Hi Dries,
As far as I’m aware the source code for Source Objects isn’t readily available to the users. You can always try to ask Zemax themsleves if they’d be willing to share this code. Note that sometimes you can find user-defined objects in the Code Exchange, that can be helpful.
Potentially, what you want is a light modification of the Cone.cpp object. You want to sample rays from a cone described by the two user-defined angles. Have a look at this paper. I did something similar some time ago. The key was that to get uniform sampling you shouldn’t sample the cone angle uniformly. Instead, you sample a random variable (called eta, greek letter, in the paper) uniformly, and deduce the angle from it, if that makes sense. Someone else needs to correct me cause I’ve written this quickly but this is what you need to do (again based on the paper):
- Calculate Eq. 5 with your two angles
- Take random samples from the two intervals described before Eq. 6 ([-eta_a, eta_a] and [-eta_b, eta_b])

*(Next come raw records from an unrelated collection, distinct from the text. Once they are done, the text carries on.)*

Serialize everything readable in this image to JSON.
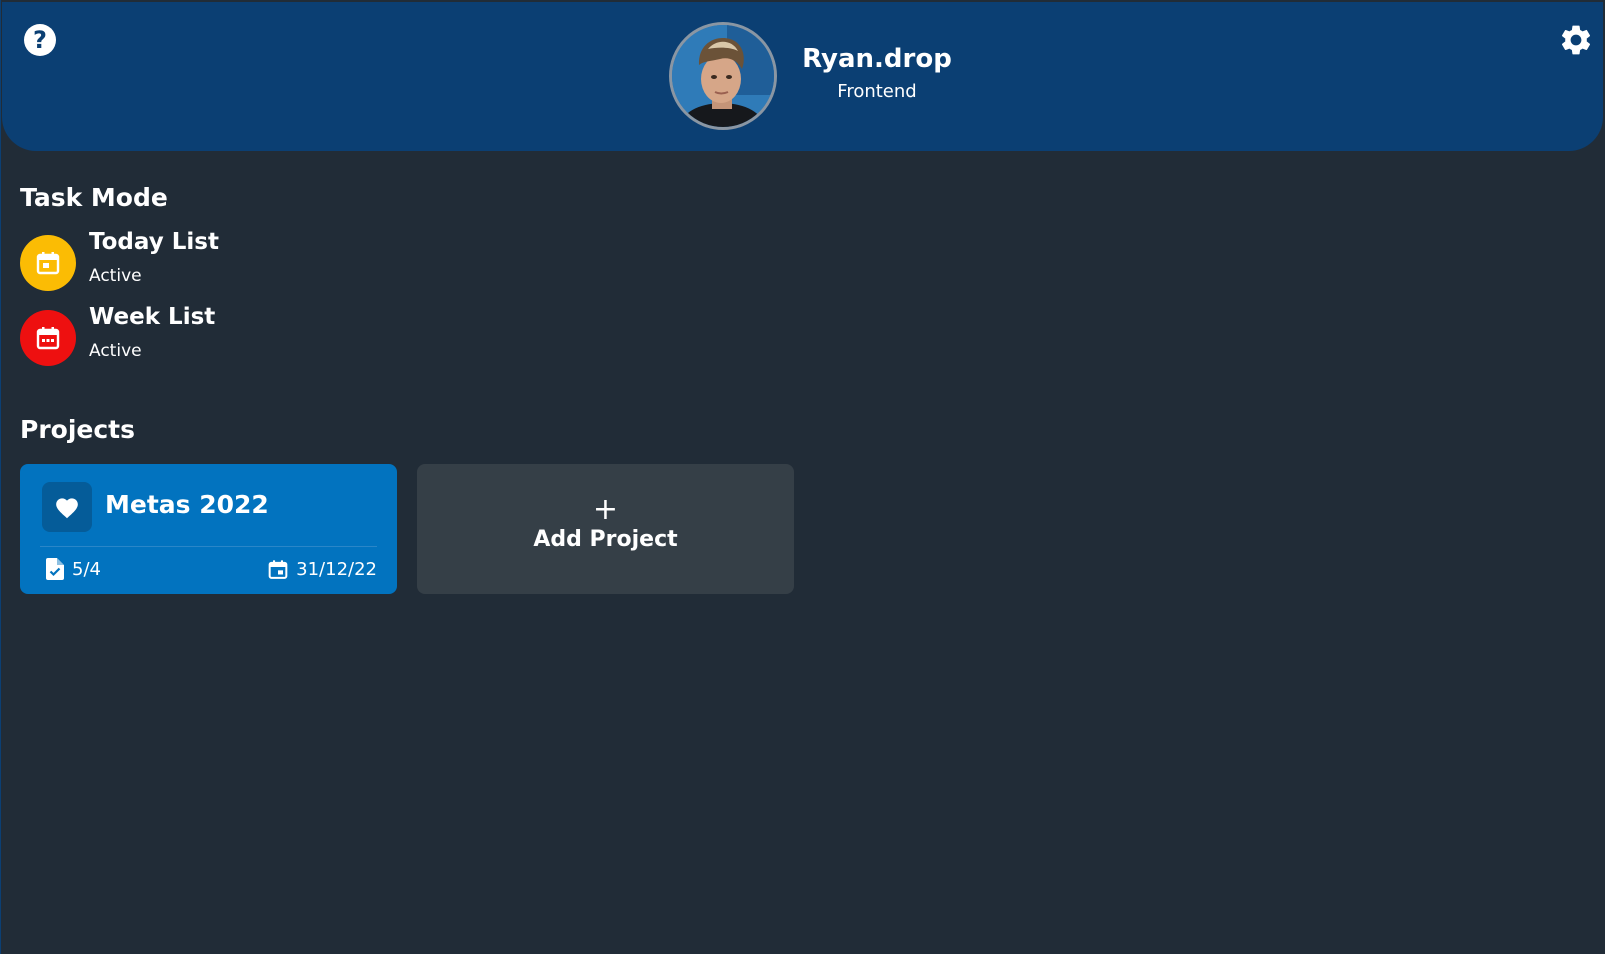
{
  "app": {
    "background": "#212c37",
    "header_color": "#0b3f73"
  },
  "header": {
    "help_icon": "question-icon",
    "settings_icon": "gear-icon",
    "user_name": "Ryan.drop",
    "user_role": "Frontend"
  },
  "task_mode": {
    "title": "Task Mode",
    "items": [
      {
        "label": "Today List",
        "status": "Active",
        "icon": "calendar-today-icon",
        "color": "#fbbc04"
      },
      {
        "label": "Week List",
        "status": "Active",
        "icon": "calendar-week-icon",
        "color": "#ee1010"
      }
    ]
  },
  "projects": {
    "title": "Projects",
    "items": [
      {
        "name": "Metas 2022",
        "icon": "heart-icon",
        "tasks": "5/4",
        "due_date": "31/12/22",
        "color": "#0273bf"
      }
    ],
    "add_label": "Add Project",
    "add_icon": "+"
  }
}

- Keep only those that fullfil either Eq. 6 or Eq. 7 (check the paper for more details)
- Then, and this is not in the paper, to get the angle behind the random sample you revert Eq. 5, that is your random angle is 2 * asin( eta )
I hope this can get you started, bear in mind there could be mistakes in my reply but the general idea should be correct. If you need Sobol sampling, this might be a bit more complicated and I would need to remind myself how its done to help you.